We’ve been to the moon. Mars is easy. But landing on Venus? That’s tough.
- By Sam Kean
- Air & Space magazine, September 2010
Over the past 15 years, astronomers have identified about 500 planets around distant stars, and are now closing in on the ultimate prize: finding a world similar to our own, with conditions right for life. Such a discovery would be a technological triumph and a historic scientific achievement.

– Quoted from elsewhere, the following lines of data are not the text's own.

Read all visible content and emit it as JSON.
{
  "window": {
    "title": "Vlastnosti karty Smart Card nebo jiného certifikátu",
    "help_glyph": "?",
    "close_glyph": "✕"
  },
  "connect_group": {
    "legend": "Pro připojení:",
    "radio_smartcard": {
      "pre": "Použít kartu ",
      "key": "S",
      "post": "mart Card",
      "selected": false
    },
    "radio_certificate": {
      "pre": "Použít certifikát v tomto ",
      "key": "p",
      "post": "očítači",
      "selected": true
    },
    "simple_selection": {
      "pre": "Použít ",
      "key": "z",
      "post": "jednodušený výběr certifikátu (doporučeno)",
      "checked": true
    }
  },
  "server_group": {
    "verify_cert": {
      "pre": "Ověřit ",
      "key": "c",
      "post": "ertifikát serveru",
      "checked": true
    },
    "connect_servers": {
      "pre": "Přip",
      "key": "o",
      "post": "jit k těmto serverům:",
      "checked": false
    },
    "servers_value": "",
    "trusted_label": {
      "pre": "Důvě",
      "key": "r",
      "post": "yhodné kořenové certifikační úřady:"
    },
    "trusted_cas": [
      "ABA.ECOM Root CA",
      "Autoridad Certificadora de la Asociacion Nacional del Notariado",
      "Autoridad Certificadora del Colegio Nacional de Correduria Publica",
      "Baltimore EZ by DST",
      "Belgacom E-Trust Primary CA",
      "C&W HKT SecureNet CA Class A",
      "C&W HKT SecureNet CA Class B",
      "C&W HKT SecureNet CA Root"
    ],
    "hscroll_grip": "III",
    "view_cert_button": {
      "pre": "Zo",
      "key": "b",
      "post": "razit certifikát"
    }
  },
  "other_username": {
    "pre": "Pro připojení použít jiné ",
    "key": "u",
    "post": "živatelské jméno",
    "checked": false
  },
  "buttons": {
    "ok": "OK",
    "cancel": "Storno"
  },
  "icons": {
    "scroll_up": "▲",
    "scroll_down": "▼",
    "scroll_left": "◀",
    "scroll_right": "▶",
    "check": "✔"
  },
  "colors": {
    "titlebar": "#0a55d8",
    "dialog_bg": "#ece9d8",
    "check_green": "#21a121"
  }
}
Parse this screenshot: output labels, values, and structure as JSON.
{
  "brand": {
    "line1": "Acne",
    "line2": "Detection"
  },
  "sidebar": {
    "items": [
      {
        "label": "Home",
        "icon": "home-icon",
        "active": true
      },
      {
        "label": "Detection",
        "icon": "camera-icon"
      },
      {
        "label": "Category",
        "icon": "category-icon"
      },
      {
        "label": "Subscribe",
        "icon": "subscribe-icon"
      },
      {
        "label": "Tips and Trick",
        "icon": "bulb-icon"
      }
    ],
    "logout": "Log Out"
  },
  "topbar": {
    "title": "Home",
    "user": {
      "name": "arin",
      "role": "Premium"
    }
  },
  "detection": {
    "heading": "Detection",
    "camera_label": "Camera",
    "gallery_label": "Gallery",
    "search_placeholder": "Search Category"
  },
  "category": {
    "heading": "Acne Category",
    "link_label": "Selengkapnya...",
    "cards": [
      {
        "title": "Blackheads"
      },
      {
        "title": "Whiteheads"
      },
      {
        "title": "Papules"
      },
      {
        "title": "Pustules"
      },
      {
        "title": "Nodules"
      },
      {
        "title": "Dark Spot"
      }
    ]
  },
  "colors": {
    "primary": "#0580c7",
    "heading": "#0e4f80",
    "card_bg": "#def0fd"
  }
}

But we should never have had to look so far.
Venus—the planet closest to us, and our twin in terms of size and mass—should by rights have developed in parallel to Earth. Instead it became a monstrosity, the relative we hardly mention and rarely visit. In the planet’s dense atmosphere, carbon dioxide, a greenhouse gas, somehow built up to toxic levels, now accounting for 96.5 percent of Venus’ air, as compared to 0.04 percent of Earth’s. The runaway greenhouse effect made Venus hotter than a self-cleaning oven, with atmospheric pressures equivalent to those found half a mile under Earth’s oceans. Says space physicist Larry Esposito of the University of Colorado at Boulder, “Dante’s vision of hell is real, and it is the planet next door.”
Maybe that’s why he likes studying it. Esposito began his space science career with NASA’s Pioneer Venus missions in 1978, and in 1995 he was the first to observe the planet with the Hubble Space Telescope. Landing on Venus has proven a more elusive goal, though. No one has sent a probe to the surface in 25 years, and NASA has never even tried. Since the Magellan orbiter mapped Venus with radar in the early 1990s, the U.S. space agency has focused its attention primarily on Mars and the outer planets.
Meanwhile, Esposito has pitched Venus mission proposals to NASA and the space agencies in Europe, Russia, and Japan, with mixed success. His curiosity about the planet—“particularly the comparison between Venus, Earth, and Earth-like planets”—drove him on, he says, and he never lost interest. “I’ve been busily working on [concepts] for 30-some years. I’ve always had a plan for a future mission to Venus. Every year it changes.”
Esposito’s time may finally have arrived. As greenhouse gases like CO2 build up in Earth’s atmosphere, scientific priorities are shifting, and closer attention is being given to proposals to study a neighboring planet that may be an object lesson for Earth. Last December, NASA gave Esposito $3.3 million to further develop his Surface and Atmosphere Geochemical Explorer (SAGE) concept, which would place a small probe equipped with cameras, spectrometers, and other instruments on the Venusian surface. If NASA decides to fund SAGE (next year the agency will choose between it and two other proposed missions: one to an asteroid, the other to the moon), then a spacecraft could return to Venus by 2018, becoming the first to visit there since the Soviet Union’s Vega 2 in 1985.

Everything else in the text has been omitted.